Thoughts on Asbury Park: a Few Days at the Jersey Shore
Wanting to avoid the expense, inconvenience, and utter unpleasantness of flying, my wife and I have planned our weekend trips and vacations around train travel over the past several years. A proponent of the contemporary cult of travel (and any airline executive) would blanch at this practice. The whole wide world awaits you. Why limit yourself to your tiny corner of the globe? Fortunately, we live in the New York metropolitan region with its extensive local and regional rail networks and an enviable abundance and variety of sites and geography.
For well over a century, weary urbanites have visited the Jersey Shore for relaxation, refreshment, and entertainment. Embracing this tradition, my wife and I rode the rail to Asbury Park, New Jersey, a storied town experiencing resurgence and reinvestment.
Although hailed as the spiritual home of Bruce Springsteen and as an ever-evolving music center, Asbury Park suffered from crime, drugs, poverty, and neglect in the latter half of the twentieth century. Palace Amusements, known for its iconic and creepy mascot Tillie, was torn down in 2004. The once glittering Casino sunk into deep disrepair. Drifters and disreputable characters populated the boardwalk. The vibrancy and delight of Asbury Park drifted further and further into memory and legend.

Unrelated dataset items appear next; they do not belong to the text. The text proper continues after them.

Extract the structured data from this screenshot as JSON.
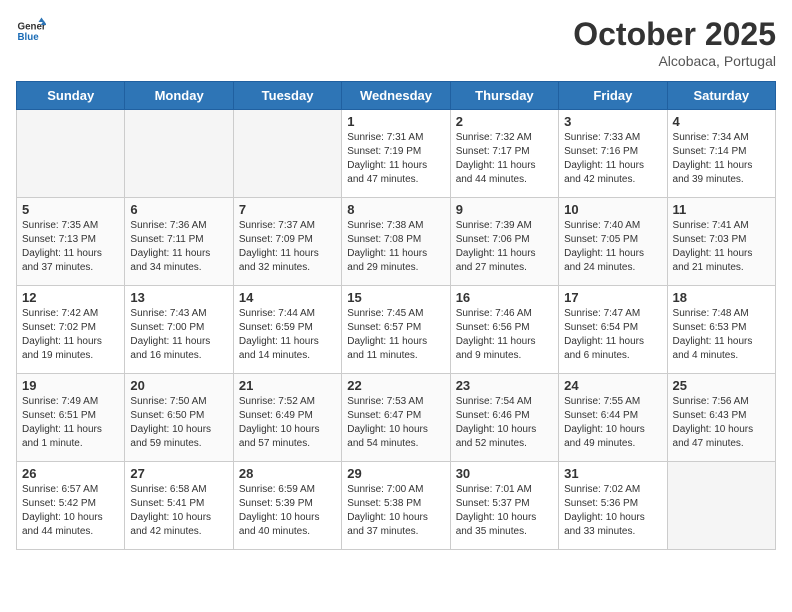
{
  "header": {
    "logo_line1": "General",
    "logo_line2": "Blue",
    "month": "October 2025",
    "location": "Alcobaca, Portugal"
  },
  "days_of_week": [
    "Sunday",
    "Monday",
    "Tuesday",
    "Wednesday",
    "Thursday",
    "Friday",
    "Saturday"
  ],
  "weeks": [
    [
      {
        "day": "",
        "info": ""
      },
      {
        "day": "",
        "info": ""
      },
      {
        "day": "",
        "info": ""
      },
      {
        "day": "1",
        "info": "Sunrise: 7:31 AM\nSunset: 7:19 PM\nDaylight: 11 hours\nand 47 minutes."
      },
      {
        "day": "2",
        "info": "Sunrise: 7:32 AM\nSunset: 7:17 PM\nDaylight: 11 hours\nand 44 minutes."
      },
      {
        "day": "3",
        "info": "Sunrise: 7:33 AM\nSunset: 7:16 PM\nDaylight: 11 hours\nand 42 minutes."
      },
      {
        "day": "4",
        "info": "Sunrise: 7:34 AM\nSunset: 7:14 PM\nDaylight: 11 hours\nand 39 minutes."
      }
    ],
    [
      {
        "day": "5",
        "info": "Sunrise: 7:35 AM\nSunset: 7:13 PM\nDaylight: 11 hours\nand 37 minutes."
      },
      {
        "day": "6",
        "info": "Sunrise: 7:36 AM\nSunset: 7:11 PM\nDaylight: 11 hours\nand 34 minutes."
      },
      {
        "day": "7",
        "info": "Sunrise: 7:37 AM\nSunset: 7:09 PM\nDaylight: 11 hours\nand 32 minutes."
      },
      {
        "day": "8",
        "info": "Sunrise: 7:38 AM\nSunset: 7:08 PM\nDaylight: 11 hours\nand 29 minutes."
      },
      {
        "day": "9",
        "info": "Sunrise: 7:39 AM\nSunset: 7:06 PM\nDaylight: 11 hours\nand 27 minutes."
      },
      {
        "day": "10",
        "info": "Sunrise: 7:40 AM\nSunset: 7:05 PM\nDaylight: 11 hours\nand 24 minutes."
      },
      {
        "day": "11",
        "info": "Sunrise: 7:41 AM\nSunset: 7:03 PM\nDaylight: 11 hours\nand 21 minutes."
      }
    ],
    [
      {
        "day": "12",
        "info": "Sunrise: 7:42 AM\nSunset: 7:02 PM\nDaylight: 11 hours\nand 19 minutes."
      },
      {
        "day": "13",
        "info": "Sunrise: 7:43 AM\nSunset: 7:00 PM\nDaylight: 11 hours\nand 16 minutes."
      },
      {
        "day": "14",
        "info": "Sunrise: 7:44 AM\nSunset: 6:59 PM\nDaylight: 11 hours\nand 14 minutes."
      },
      {
        "day": "15",
        "info": "Sunrise: 7:45 AM\nSunset: 6:57 PM\nDaylight: 11 hours\nand 11 minutes."
      },
      {
        "day": "16",
        "info": "Sunrise: 7:46 AM\nSunset: 6:56 PM\nDaylight: 11 hours\nand 9 minutes."
      },
      {
        "day": "17",
        "info": "Sunrise: 7:47 AM\nSunset: 6:54 PM\nDaylight: 11 hours\nand 6 minutes."
      },
      {
        "day": "18",
        "info": "Sunrise: 7:48 AM\nSunset: 6:53 PM\nDaylight: 11 hours\nand 4 minutes."
      }
    ],
    [
      {
        "day": "19",
        "info": "Sunrise: 7:49 AM\nSunset: 6:51 PM\nDaylight: 11 hours\nand 1 minute."
      },
      {
        "day": "20",
        "info": "Sunrise: 7:50 AM\nSunset: 6:50 PM\nDaylight: 10 hours\nand 59 minutes."
      },
      {
        "day": "21",
        "info": "Sunrise: 7:52 AM\nSunset: 6:49 PM\nDaylight: 10 hours\nand 57 minutes."
      },
      {
        "day": "22",
        "info": "Sunrise: 7:53 AM\nSunset: 6:47 PM\nDaylight: 10 hours\nand 54 minutes."
      },
      {
        "day": "23",
        "info": "Sunrise: 7:54 AM\nSunset: 6:46 PM\nDaylight: 10 hours\nand 52 minutes."
      },
      {
        "day": "24",
        "info": "Sunrise: 7:55 AM\nSunset: 6:44 PM\nDaylight: 10 hours\nand 49 minutes."
      },
      {
        "day": "25",
        "info": "Sunrise: 7:56 AM\nSunset: 6:43 PM\nDaylight: 10 hours\nand 47 minutes."
      }
    ],
    [
      {
        "day": "26",
        "info": "Sunrise: 6:57 AM\nSunset: 5:42 PM\nDaylight: 10 hours\nand 44 minutes."
      },
      {
        "day": "27",
        "info": "Sunrise: 6:58 AM\nSunset: 5:41 PM\nDaylight: 10 hours\nand 42 minutes."
      },
      {
        "day": "28",
        "info": "Sunrise: 6:59 AM\nSunset: 5:39 PM\nDaylight: 10 hours\nand 40 minutes."
      },
      {
        "day": "29",
        "info": "Sunrise: 7:00 AM\nSunset: 5:38 PM\nDaylight: 10 hours\nand 37 minutes."
      },
      {
        "day": "30",
        "info": "Sunrise: 7:01 AM\nSunset: 5:37 PM\nDaylight: 10 hours\nand 35 minutes."
      },
      {
        "day": "31",
        "info": "Sunrise: 7:02 AM\nSunset: 5:36 PM\nDaylight: 10 hours\nand 33 minutes."
      },
      {
        "day": "",
        "info": ""
      }
    ]
  ]
}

Then, somewhere during the last ten or so years, the gay community, artists of every stripe, and hipsters discovered the beautiful, yet world-weary Convention Hall, the cheap housing only a stone’s throw from the Atlantic Ocean, and the underutilized downtown—all within a quick train ride from New York and northern New Jersey. The history of Asbury Park proved to be too seductive to resist for creative folks and those standing outside of the norms of American culture.
Today, downtown Asbury Park is bustling with restaurants, bars, shops, and a movie theater. The boardwalk is alive with couples, families, and friends enjoying the ocean and the music. Any visitor passing through the train station recognizes that stubborn hard work remains if this “boom” is to develop into long-term prosperity, but an almost tangible optimism infects the same visitor while sipping a local craft beer at a downtown drinking hole or browsing at the quirky shops in Convention Hall.
Recently, the New York Times reported on the rebirth of Asbury Park and the large-scale investment occurring within the beach town. While walking through the Casino, stabilized after many years of abandonment, yet more resembling a glorious ruin than a structure fully utilized in the present, I couldn’t help but worry how such wealth and attention might impact Asbury Park. Would it still be interesting and enchanting? Instead, would it be transformed into another boring, bland playground for those with the most means?
The echoes of a lost past, the visible and undeniable decay and ruin are what imbue Asbury Park with its uniqueness and daresay charm. They enchant the place. They draw the crowds, the photographers, the story-tellers.
If Convention Hall is ever completely restored and made spiffy and new, would teenagers sporting punk rock shirts still gawk at the placard listing upcoming musical acts? Would middle-aged couples dressed in black still take pictures of the building’s architectural details? Would an odd cross-section of parents with young children, flannel-wearing hipsters, and crusty Shore types still drink together at the bar and watch the Atlantic waves? Would Asbury Park still be a place for them?